The patient was discharged and asked to follow up on an outdoor basis. The patients symptoms persisted. An ESR was ordered which showed a result of 60 mm. A thorough examination was repeated and the only positive finding was tenderness in the D8 spine. Neurologic examination was carried out and no abnormality detected. An MRI was ordered, which showed a paradiscal lesion in the thoracic region. A polymerase chain reaction for tuberculosis turned out to be positive. The patient was put on anti tubercular therapy and there was complete relief of symptoms. At one year of follow up the patient was symptomfree with an ESR of 5.
Compressive myelopathy of thoracic cord may present shoulder, cardiothoracic, abdominal and pelvic symptoms.[3,4,5]. This may spur an extensive work up for as long as one year before a patient is referred. .
Caries spine may give rise to similar situations with a clinical spectrum ranging from fibro fasciitis, cervicodorsal spondylosis or disc syndrome. . Pain referred to the abdomen may need differentiation from appendicitis, cholecystitis, pancreatitis or renal disease. .
It is important that this atypical presentation be diagnosed early to prevent problematic sequelae. The atypical situation is mentioned in literature. However it continues to be a rare situation. [4,5,6].
Mechanism of referral of pain in such situations is unclear. Visceral and somatic afferent fibers have been attributed to different spinal locations including dorsal columns, spinothalamic and spinocortical tracts as well as dorsal and ventral horns. .
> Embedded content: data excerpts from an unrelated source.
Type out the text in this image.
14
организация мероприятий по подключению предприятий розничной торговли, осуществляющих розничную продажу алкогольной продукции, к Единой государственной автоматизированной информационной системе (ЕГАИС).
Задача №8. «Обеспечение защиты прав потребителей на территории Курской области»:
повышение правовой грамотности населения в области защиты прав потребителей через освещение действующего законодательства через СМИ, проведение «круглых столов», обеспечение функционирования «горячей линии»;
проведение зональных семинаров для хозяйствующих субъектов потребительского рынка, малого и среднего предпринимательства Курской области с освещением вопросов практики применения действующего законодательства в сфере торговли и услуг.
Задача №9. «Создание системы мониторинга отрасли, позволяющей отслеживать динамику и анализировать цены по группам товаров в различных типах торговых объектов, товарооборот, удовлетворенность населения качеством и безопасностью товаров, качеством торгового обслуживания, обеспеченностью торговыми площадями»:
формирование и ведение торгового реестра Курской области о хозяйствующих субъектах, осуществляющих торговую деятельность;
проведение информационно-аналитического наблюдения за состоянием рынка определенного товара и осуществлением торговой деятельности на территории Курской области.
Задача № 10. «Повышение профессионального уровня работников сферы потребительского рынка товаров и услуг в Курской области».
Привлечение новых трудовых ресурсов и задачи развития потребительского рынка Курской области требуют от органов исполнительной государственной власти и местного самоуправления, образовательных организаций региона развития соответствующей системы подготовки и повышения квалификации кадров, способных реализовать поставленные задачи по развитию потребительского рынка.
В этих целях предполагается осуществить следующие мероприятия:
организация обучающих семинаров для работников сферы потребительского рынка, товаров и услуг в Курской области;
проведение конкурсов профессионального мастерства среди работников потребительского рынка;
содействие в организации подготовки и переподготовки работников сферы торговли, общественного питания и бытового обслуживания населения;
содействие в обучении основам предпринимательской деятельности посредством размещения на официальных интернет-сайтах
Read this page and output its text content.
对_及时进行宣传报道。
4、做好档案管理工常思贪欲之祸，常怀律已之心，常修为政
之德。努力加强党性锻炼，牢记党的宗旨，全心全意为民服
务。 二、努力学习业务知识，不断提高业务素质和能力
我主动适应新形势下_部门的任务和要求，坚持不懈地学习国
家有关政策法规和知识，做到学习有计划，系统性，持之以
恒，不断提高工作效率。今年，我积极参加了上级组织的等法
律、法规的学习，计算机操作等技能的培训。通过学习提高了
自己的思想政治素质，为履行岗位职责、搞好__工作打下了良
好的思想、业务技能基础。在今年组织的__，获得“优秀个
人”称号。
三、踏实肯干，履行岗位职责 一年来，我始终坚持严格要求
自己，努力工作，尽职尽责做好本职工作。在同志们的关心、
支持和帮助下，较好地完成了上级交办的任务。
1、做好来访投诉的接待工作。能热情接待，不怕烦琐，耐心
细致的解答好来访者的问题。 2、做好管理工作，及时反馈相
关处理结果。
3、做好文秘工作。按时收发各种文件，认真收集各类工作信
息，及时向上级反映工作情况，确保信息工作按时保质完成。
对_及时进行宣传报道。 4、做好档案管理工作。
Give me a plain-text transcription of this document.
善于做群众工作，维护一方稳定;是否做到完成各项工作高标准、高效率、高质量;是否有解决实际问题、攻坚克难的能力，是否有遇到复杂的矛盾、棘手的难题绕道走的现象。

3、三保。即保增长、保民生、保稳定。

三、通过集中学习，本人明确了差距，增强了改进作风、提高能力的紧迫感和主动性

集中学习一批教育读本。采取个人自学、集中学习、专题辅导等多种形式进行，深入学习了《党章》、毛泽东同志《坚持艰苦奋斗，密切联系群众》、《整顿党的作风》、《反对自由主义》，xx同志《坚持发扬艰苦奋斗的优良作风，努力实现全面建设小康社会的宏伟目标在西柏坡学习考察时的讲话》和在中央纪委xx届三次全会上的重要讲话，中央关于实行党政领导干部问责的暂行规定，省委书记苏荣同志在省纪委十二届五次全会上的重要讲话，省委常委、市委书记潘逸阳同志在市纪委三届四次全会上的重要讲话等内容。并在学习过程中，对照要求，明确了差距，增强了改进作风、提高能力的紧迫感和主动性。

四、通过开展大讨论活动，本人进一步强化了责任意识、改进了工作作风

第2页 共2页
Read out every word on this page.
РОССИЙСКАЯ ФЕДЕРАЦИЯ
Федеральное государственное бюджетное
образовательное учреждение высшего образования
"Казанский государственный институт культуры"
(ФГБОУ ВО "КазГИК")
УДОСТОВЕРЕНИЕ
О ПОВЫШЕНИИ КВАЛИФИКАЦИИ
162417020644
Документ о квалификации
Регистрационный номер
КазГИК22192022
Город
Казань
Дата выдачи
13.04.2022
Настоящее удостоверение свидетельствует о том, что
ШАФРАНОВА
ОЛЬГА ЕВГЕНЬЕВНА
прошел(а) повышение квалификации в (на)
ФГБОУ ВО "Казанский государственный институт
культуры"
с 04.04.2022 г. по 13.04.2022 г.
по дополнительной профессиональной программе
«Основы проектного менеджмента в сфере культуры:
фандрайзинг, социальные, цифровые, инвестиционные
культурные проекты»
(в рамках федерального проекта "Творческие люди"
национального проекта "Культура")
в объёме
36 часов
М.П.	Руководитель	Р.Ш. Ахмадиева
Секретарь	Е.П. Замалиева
The anatomic location in an axial cross section of the cord in which visceral pain is processed is still controversial. .
It is possible that hyperexcitability at the site of the visceral afferent processing due to inflammation causes pain..
It is also plausible that a biological or mechanical effect could interfere with the descending inhibitory systems that are known to modulate neurons that receive noxious input. .
The fact that our case underwent extensive work up, highlights the fact that the suspicion for atypical presentation of caries spine continues to be low.